Guess who’s back? Yeah, I know it’s been eons since I posted here. But I finally found something worthy of my posting . . .
We like our presidential candidates hot and sweaty. Ooh, hot, sweaty and Mormon. He’s really the full package, y’all.
Comments (9)
“I’m Mitt Romney, and I’m going to puke right after the cameras stop rolling.”
Did you notice that his hair hardly moves?
Yucca - It does get plastered to his face by his sweat . . .
His delicious man sweat.
speaking of presidential candidates, anybody else already sick of the Hillary/shady Asian donor connection AGAIN?
What is it with these fucking Hillbillies, they are like crack whores when it comes to those asian dollars.
lol hillbillies - nice.
hey, speaking of right-wing rabblerousers, where’s Wonk? I ain’t seen him around here in a while.

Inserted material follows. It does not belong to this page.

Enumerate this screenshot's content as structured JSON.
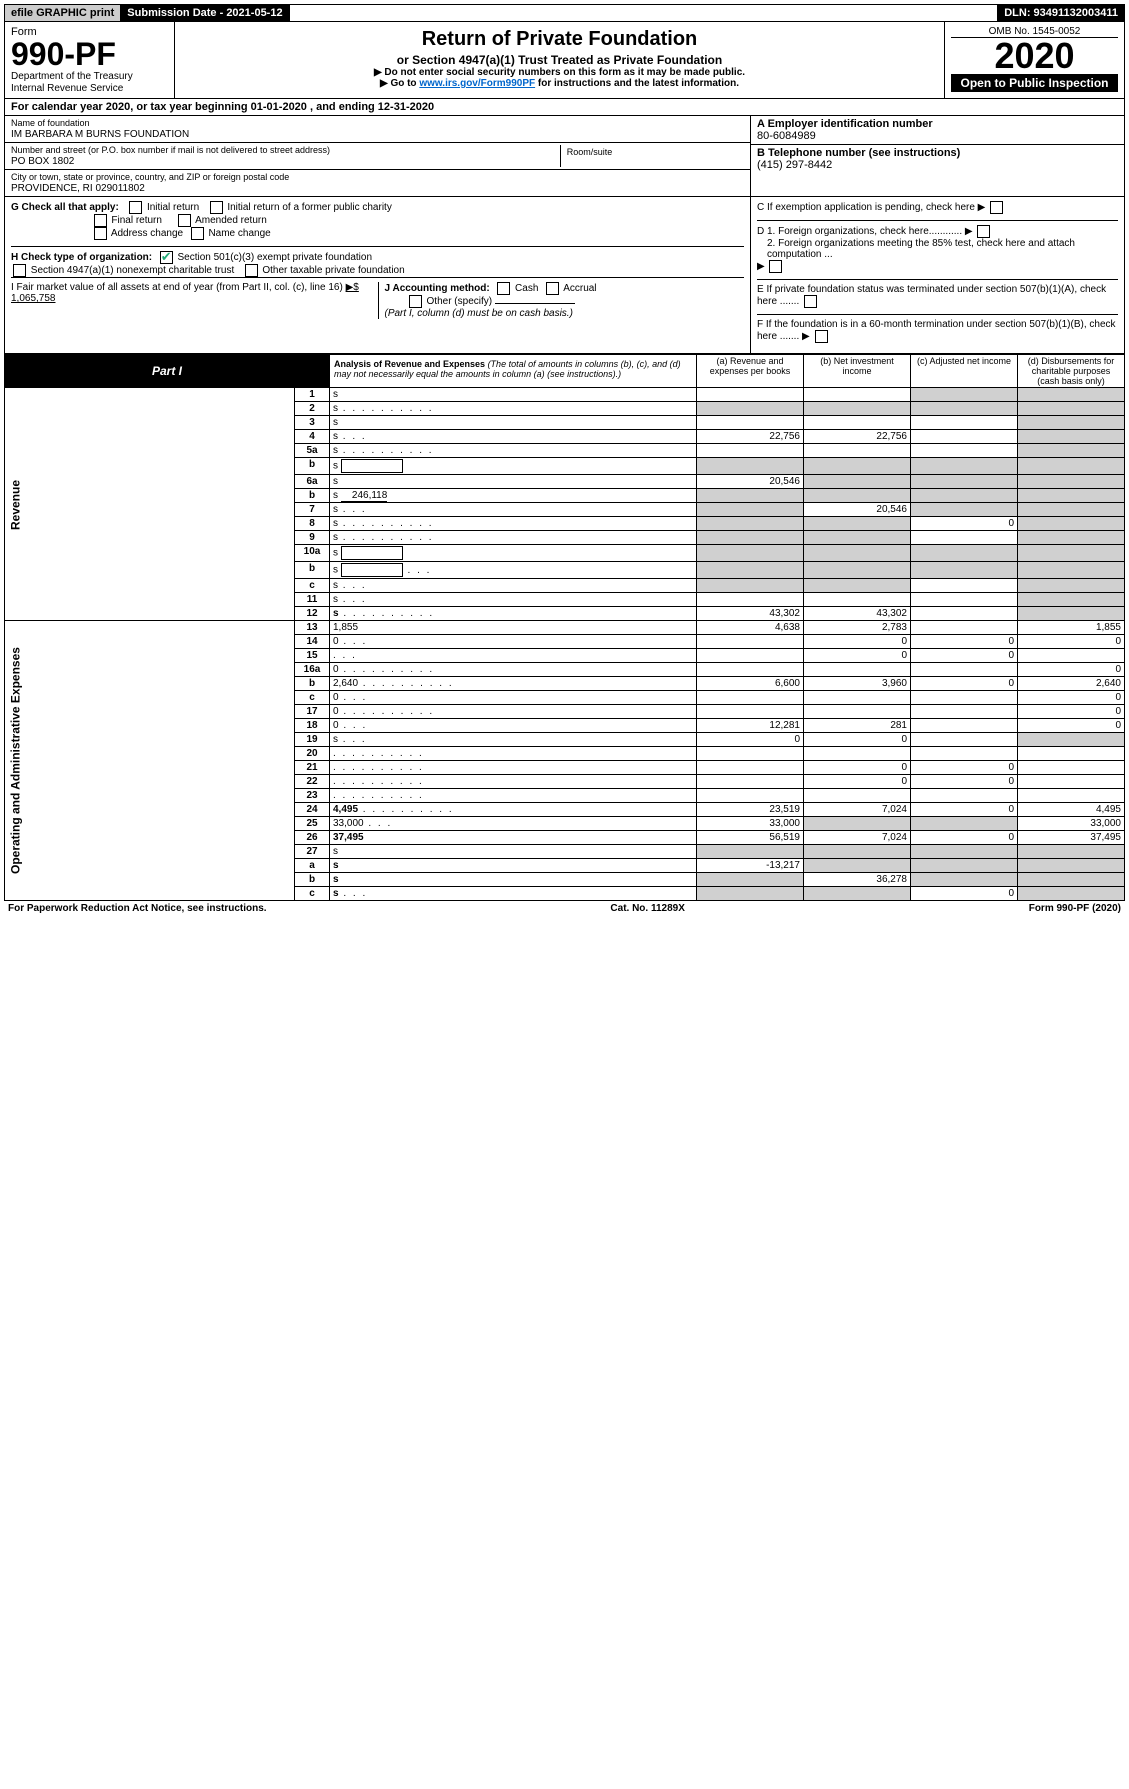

i do have to say, i think it would awesome to be one of romney’s wives. he’s a hottie, so i’d enjoy the sexual duties once or twice a week. and then i wouldn’t have to put up with him much, just pack him off to Sister Wife Number 2 when i’m done with him.
that sounds kinda fun.
He runs like a girl. Seriously.
What were we supposed to focus on, his chicken legs or his accomplishments?
Bain Capital… yeah, I remember them. Lot’s of other people do as well. Millions of investors in fact. The D oppo folks are going to have fun with Mitt.
Wait…was that a campaign ad or a Nike spot?